Политические связи между всеми австралийскими племенами весьма слабы. Что же касается политической структуры отдельного племени, то решающий голос во всех важных вопросах имеют старшие в семье, образующие все вместе совет старейшин. Этот совет определяет выбор места нового стойбища, выносит приговоры, решает вопросы мира и войны. Авторитет старейшин и добровольное подчинение ему всей общины зиждется на их большом житейском опыте. Но бывает и так, что какой-нибудь обладающий даром красноречия и сильный духом человек из старших в роду оказывает большое влияние на своих соплеменников, не будучи облеченным властью вождя. Такой человек занимает положение лишь primus inter pares, первого среди равных, его чтят не за власть, а за личные качества. В таких случаях уже имеются предпосылки для появления настоящего вождя, что мы видим на примере описанного ниже весьма характерного образа Джалины-Пирамураны из племени диери, живущего близ озера Эйр. Не менее разнообразны и зачатки народного представительства — собраний, на которых обсуждаются решения совета старейшин. Это политическое развитие было приостановлено европейской колонизацией, и никакие нововведения цивилизации не смогли вернуть его к жизни.
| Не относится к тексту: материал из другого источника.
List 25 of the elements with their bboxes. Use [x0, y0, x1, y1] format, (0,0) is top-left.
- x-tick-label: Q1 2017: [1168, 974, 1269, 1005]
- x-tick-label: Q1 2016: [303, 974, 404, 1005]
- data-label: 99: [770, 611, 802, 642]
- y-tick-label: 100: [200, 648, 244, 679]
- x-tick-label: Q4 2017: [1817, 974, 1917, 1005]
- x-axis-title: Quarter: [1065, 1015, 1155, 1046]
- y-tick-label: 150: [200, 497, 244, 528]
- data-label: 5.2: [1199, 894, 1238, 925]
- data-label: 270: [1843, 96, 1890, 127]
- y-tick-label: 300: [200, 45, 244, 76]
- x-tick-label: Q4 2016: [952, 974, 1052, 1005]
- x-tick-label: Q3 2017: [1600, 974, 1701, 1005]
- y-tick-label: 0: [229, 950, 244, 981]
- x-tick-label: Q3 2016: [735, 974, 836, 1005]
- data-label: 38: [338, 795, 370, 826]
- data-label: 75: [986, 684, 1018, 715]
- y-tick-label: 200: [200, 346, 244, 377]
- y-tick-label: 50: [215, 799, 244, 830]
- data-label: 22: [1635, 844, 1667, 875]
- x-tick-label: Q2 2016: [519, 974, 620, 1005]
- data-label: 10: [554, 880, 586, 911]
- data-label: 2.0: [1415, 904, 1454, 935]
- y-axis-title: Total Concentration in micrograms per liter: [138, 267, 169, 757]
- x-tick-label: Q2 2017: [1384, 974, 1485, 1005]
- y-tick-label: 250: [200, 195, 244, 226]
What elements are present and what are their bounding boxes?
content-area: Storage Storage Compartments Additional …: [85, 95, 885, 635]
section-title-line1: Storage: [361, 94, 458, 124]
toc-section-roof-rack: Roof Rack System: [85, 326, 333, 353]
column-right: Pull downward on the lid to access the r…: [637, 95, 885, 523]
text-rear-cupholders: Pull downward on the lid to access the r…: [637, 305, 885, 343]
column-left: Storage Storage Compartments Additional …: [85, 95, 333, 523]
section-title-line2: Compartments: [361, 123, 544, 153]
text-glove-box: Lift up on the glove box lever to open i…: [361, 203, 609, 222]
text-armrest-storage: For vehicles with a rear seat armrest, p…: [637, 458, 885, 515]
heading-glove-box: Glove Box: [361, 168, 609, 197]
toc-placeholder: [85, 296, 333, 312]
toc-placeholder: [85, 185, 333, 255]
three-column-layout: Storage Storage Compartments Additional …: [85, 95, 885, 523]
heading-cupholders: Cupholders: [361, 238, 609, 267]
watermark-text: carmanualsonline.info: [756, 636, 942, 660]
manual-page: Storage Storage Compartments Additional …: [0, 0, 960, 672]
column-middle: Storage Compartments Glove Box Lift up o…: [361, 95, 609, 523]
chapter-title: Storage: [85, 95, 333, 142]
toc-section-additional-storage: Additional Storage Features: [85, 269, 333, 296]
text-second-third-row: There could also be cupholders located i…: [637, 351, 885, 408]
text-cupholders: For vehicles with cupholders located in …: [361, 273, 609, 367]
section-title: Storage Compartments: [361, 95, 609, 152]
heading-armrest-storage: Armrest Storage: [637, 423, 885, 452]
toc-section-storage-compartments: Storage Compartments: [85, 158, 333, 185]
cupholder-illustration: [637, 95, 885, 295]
«Джалина-Пирамурана был человек, обладавший даром красноречия, смелый, отважный воин и к тому же могущественный знахарь. Белые его очень ценили за хорошие манеры. Его боялись не только соплеменники, но даже и соседние племена. Ни братья его, ни старики не осмеливались в чем-либо возразить ему или начать без него какое-нибудь важное для племени дело. Джалина-Пирамурана улаживал споры, и никто не мог изменить его решения. Он пользовался правом выдавать замуж девушек, как ему заблагорассудится, или расторгать неудачные браки. Соседние племена присылали ему через своих посыльных всевозможные подарки — сумки, питчери, красную охру, шкуры и прочие вещи, которые он, как правило, раздавал своим друзьям, чтобы не вызывать зависть у окружающих. Он назначал время и место общеплеменных церемоний, и его гонцы созывали на эти торжества или совещания по межплеменным вопросам всех соплеменников в пределах свыше ста миль в окружности. Силой своего слова он всех держал в повиновении, и каждый усердно выполнял любой его приказ. От природы он не был ни жестоким, ни хитрым, какими бывают многие из племени диери, и, если его никто не гневил, он был всегда предупредительным, сговорчивым и чрезвычайно гостеприимным. Никто о нем не говорил плохо, напротив, его имя произносилось с уважением и почтением. Он старался по возможности предотвращать схватки, нередко заступался за тех, на кого нападали, и при этом, случалось, сам бывал ранен. В таких случаях наблюдавшие эту сцену поднимали дикий крик и принимались лупить злодея, осмелившегося ударить вождя», — так пишет Гэсон, проживший шесть лет в местах, населенных племенем диери, на озере Эйр.